Vlahović et les autres

Sommaire, mais pas complètement absurde sur le papier. La théorie, néanmoins, ne résiste pas à l’exercice pratique. Le milieu de terrain est tout sauf souverain dans les sorties de balle, la faute à une absence criante d’automatismes collectifs et à des individualités (Locatelli, Rabiot, McKennie) dont la créativité balle au pied reste limitée. Les latéraux se projettent assez peu dans la phase offensive, et le trio d’attaque en est souvent réduit à se débrouiller tout seul devant. La densité que la Juve met dans et aux alentours de sa propre surface lui assure la plupart du temps une couverture défensive satisfaisante, mais elle déséquilibre aussi son bloc équipe, aligné bien trop bas pour porter le danger sur le but adverse. Dans cette optique, elle doit nécessairement conclure le peu d’occasions qu’elle se procure, ce qui confère à Dusan Vlahović (déjà auteur de 4 buts en autant de matchs de Serie A) un rôle absolument déterminant. Réduire l’influence du Serbe pourrait bien permettre au PSG de stériliser le peu de génie offensif de la formation piémontaise.

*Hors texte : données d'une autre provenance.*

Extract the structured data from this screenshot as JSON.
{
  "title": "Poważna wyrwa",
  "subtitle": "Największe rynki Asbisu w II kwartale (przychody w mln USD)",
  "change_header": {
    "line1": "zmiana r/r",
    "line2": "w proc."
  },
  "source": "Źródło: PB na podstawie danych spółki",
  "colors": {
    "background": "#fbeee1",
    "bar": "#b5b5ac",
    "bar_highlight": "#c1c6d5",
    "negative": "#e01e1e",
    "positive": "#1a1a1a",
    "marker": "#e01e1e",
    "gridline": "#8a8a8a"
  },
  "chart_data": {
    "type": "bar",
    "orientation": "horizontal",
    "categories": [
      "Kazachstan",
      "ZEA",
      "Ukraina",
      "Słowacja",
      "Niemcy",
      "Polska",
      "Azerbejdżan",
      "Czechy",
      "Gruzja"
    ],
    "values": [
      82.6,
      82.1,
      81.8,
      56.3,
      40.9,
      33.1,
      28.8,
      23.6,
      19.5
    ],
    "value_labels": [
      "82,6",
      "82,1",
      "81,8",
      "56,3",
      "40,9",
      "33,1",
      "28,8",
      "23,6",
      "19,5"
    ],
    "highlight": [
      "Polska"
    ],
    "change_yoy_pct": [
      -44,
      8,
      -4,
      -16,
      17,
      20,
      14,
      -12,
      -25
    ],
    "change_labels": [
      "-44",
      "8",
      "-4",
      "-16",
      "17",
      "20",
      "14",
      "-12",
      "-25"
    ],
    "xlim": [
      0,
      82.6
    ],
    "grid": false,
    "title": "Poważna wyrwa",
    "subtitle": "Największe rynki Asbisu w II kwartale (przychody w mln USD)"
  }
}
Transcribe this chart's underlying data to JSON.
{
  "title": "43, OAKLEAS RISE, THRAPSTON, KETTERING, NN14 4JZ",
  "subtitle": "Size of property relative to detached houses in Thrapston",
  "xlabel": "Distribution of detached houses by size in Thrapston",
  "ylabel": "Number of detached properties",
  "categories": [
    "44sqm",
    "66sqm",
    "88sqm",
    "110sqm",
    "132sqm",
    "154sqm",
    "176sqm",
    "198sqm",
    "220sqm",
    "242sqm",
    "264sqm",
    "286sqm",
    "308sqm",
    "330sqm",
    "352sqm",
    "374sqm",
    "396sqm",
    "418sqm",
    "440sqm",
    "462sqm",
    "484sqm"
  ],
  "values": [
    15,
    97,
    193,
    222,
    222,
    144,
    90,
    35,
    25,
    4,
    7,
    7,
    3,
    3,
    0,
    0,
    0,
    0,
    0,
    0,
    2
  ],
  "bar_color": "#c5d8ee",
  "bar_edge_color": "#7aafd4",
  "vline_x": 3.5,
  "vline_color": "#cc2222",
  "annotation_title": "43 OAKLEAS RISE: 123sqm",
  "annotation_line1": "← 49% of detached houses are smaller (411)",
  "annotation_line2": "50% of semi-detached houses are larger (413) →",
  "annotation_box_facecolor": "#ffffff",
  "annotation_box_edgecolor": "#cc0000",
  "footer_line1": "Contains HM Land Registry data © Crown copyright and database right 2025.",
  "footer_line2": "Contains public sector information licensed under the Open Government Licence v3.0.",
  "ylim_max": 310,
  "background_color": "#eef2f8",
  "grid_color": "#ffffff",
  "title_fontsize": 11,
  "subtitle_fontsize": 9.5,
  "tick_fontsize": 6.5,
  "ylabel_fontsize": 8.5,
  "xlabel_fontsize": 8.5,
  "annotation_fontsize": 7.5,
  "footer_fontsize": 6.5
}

Acculée sur ses bases, la Juve n’est par ailleurs pas imperméable à l’erreur. À Florence ce samedi, elle a beaucoup subi, ne totalisant que 40% de possession et en concédant 17 tirs, pour seulement 4 tentatives de son côté. Surtout, elle aurait pu perdre la rencontre, alors que Leandro Paredes – auteur d’une main dans la surface – avait offert un penalty aux Violets, manqué par Jović. Une erreur parmi d’autres : si Gleison Bremer – recruté au Torino cet été – a solidifié l’axe juventino, les côtés de la défense bianconera restent relativement friables. À droite, Juan Cuadrado – ailier de formation – n’excelle ni dans le placement, ni dans le un-contre-un, quand Alex Sandro n’est aujourd’hui qu’un latéral assez banal et oubliable de Serie A. Cette équipe-là peut-elle seulement jouer un sale tour au PSG ? La chose n’est pas impossible. En phase de poules face à Chelsea la saison dernière, la Vieille Dame avait barricadé sa surface, avant de l’emporter contre le cours du jeu, grâce à un pion de Chiesa. Mais, là encore, l’illusion ne pouvait pas tenir. Au retour, la Juve avait encaissé un humiliant 4-0 en Angleterre. Finalement, Massimiliano Allegri a sûrement raison quand il explique qu’il n’est pas « réaliste » d’imaginer sa formation finir devant le PSG, au bout de la phase de groupes. Ce qu’il oublie de rappeler, c’est qu’il est l’un des principaux responsables des maux d’une équipe qui semble rétrécir, année après année.